Dag Johan Haugerud, nato nel 1964 in Norvegia, è un regista, sceneggiatore ed affermato romanziere. Ha iniziato la sua carriera come bibliotecario, ma ha presto deciso di dedicarsi al cinema, dopo aver studiato film e teatro in Norvegia e a Stoccolma.

Ha debuttato con il suo primo lungometraggio I Belong (2012), tre storie tragicomiche di donne in cerca di una chiave comunicativa per dialogare che finiscono per ferirsi senza volerlo. Al quale fa seguito in Concorso a Venezia Beware of Children (2019), un film sulla complessità delle dinamiche scolastiche . Sono entrambi dei piccoli gioielli, che fanno, inutile dirlo, della scrittura e del dialogo i punti di forza, con i quali si esplorano le tensioni tra i personaggi e la risposta emotiva individuale attraverso riflessioni sulle pressioni sociali e morali collettive.

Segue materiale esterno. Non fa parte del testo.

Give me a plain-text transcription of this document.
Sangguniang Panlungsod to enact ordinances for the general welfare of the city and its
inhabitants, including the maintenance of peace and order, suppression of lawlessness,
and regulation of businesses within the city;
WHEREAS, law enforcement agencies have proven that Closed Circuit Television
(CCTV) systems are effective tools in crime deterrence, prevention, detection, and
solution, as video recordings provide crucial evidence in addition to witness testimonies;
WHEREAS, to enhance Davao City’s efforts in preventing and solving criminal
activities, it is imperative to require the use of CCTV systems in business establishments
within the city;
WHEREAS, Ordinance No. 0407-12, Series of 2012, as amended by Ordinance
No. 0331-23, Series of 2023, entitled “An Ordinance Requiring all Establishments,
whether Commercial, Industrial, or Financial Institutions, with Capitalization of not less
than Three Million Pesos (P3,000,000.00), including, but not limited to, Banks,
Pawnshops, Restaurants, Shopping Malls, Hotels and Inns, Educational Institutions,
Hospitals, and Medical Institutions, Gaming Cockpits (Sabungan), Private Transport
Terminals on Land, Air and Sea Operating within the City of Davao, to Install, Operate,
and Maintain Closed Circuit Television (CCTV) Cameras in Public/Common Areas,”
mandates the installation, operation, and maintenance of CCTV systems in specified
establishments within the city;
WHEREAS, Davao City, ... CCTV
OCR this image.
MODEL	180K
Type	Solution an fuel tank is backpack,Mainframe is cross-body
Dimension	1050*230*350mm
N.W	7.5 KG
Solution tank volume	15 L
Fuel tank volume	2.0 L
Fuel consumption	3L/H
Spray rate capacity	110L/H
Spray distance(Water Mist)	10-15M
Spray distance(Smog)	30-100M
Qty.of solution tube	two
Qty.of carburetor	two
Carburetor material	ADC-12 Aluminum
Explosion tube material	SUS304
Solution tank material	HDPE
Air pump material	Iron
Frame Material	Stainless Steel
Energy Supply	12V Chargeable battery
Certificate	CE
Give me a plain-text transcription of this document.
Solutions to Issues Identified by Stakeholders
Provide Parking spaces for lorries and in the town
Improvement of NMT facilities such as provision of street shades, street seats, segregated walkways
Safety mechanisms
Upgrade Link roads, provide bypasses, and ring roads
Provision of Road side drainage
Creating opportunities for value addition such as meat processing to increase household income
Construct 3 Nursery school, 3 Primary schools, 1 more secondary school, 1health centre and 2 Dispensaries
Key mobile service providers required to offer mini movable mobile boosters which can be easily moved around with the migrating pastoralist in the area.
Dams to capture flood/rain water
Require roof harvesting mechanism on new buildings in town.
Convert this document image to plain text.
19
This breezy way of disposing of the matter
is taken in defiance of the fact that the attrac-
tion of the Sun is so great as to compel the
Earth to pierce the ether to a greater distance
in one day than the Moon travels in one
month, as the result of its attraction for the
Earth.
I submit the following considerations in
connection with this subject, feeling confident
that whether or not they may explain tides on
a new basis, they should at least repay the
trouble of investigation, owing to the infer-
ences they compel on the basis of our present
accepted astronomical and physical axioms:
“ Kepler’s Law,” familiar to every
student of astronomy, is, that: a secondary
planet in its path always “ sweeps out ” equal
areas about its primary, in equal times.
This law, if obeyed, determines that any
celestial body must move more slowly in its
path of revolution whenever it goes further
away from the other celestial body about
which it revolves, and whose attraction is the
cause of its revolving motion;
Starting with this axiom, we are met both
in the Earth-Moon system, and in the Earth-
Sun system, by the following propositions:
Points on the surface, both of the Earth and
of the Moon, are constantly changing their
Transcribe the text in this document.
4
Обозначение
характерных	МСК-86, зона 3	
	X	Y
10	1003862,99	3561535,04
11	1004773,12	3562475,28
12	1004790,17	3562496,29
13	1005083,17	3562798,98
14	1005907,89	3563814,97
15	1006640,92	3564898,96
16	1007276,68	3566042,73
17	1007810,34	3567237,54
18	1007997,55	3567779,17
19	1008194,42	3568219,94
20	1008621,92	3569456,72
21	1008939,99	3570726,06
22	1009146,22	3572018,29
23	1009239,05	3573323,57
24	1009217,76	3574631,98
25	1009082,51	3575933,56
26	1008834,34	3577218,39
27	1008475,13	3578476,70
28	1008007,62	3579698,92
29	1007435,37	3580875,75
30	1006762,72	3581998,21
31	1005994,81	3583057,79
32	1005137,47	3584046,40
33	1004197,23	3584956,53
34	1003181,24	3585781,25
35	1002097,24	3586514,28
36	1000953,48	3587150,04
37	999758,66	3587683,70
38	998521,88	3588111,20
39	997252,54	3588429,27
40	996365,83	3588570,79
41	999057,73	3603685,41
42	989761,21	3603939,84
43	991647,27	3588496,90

Love racconta la storia di Marianne e Tor (Andrea Bræin Hovig, e Tayo Cittadella Jacobsen, vecchie conoscenze della filmografia di  Haugerud, che ritroviamo con grande piacere), rispettivamente una dottoressa ed un infermiere, entrambi refrattari alle relazioni convenzionali. Una sera, dopo un appuntamento al buio, Marianne incontra Tor su un traghetto. L’infermiere trascorre spesso le notti lì, alla ricerca di incontri casuali con uomini e condividendo esperienze di intimità spontanea e conversazioni significative. Forse un poco affascinata dalla filosofia dell’uomo, Marianne inizia a mettere in discussione le norme sociali sulle relazioni e si interroga se una simile intimità occasionale possa funzionare anche per lei.

Poco dopo Tor incontra sul traghetto un uomo molto riservato, ma nel quale riesce ad intravedere una solitudine tenue e cauta, riesce a superare lo scudo di diffidenza nel quale l’altro si era rifugiato. E da un incontro nato su premesse puramente utilitaristiche e sessuali, tra i due cresce lentamente una bellissima relazione, d’amore se vogliamo, ma soprattutto di comunione umana, fatta di piccole gentilezze e di profonda comprensione. Di salvezza e ritorno alla vita.

Il caso di Marianne è differente, lei non trabocca, al contrario di Tor, di amore da donare al prossimo, ma vorrebbe riceverne, lo cerca in un incontro fugace di una notte, dove trova delle connessioni emotive intense ma anche evanescenti, ed in una relazione con un geologo divorziato, padre di due figlie. Marianne è indipendente ed è disposta a rinunciare alla sua indipendenza solamente se l’altro la preferisce a tutti gli altri affetti della sua vita, lentamente questa difesa emotiva comincerà a dissolversi e permetterà a Marianne di capire meglio la complessità dei suoi bisogni e delle sue aspettative.

Lo stile con cui è girato il film non si discosta dai lavori precedenti del regista, minimale e funzionale alla sceneggiatura, con delicati riverberi musicali accompagnati da scorci della città in momenti intimi dell’alba o del tramonto, mentre il traghetto che funge da fulcro del film avanza lentamente nel fiordo. Love è stata una conferma ed una sorpresa allo stesso tempo, le capacità e la profondità del dialogo erano già presenti nei lavori precedenti in, ma qui c’è un elemento di sincerità e di compassione che rendono il film uno dei più importanti e necessari lavori presentati quest’anno, per l’estrema consapevolezza e lo sguardo con cui si interroga su cosa sia, che cerchiamo veramente.


Love (Kjærlighet) –  Regia: Dag Johan Haugerud; sceneggiatura: Dag Johan Haugerud; fotografia: Cecilie Semec; montaggio: Jens Christian Fodstad; scenografia: Tuva Hølmebakk; musiche: Peder Kjellsby; suono: Yvonne Stenberg, Gisle Tveito; interpreti: Andrea Bræin Hovig, Tayo Cittadella Jacobsen, Marte Engebrigtsen, Lars Jacob Holm, Thomas Gullestad, Marian Saastad Ottesen, Morten Svartveit; produzione: Motlys (Yngve Sæther, Hege Hauff Hvattum); origine: Norvegia, 2024; durata: 119 minuti.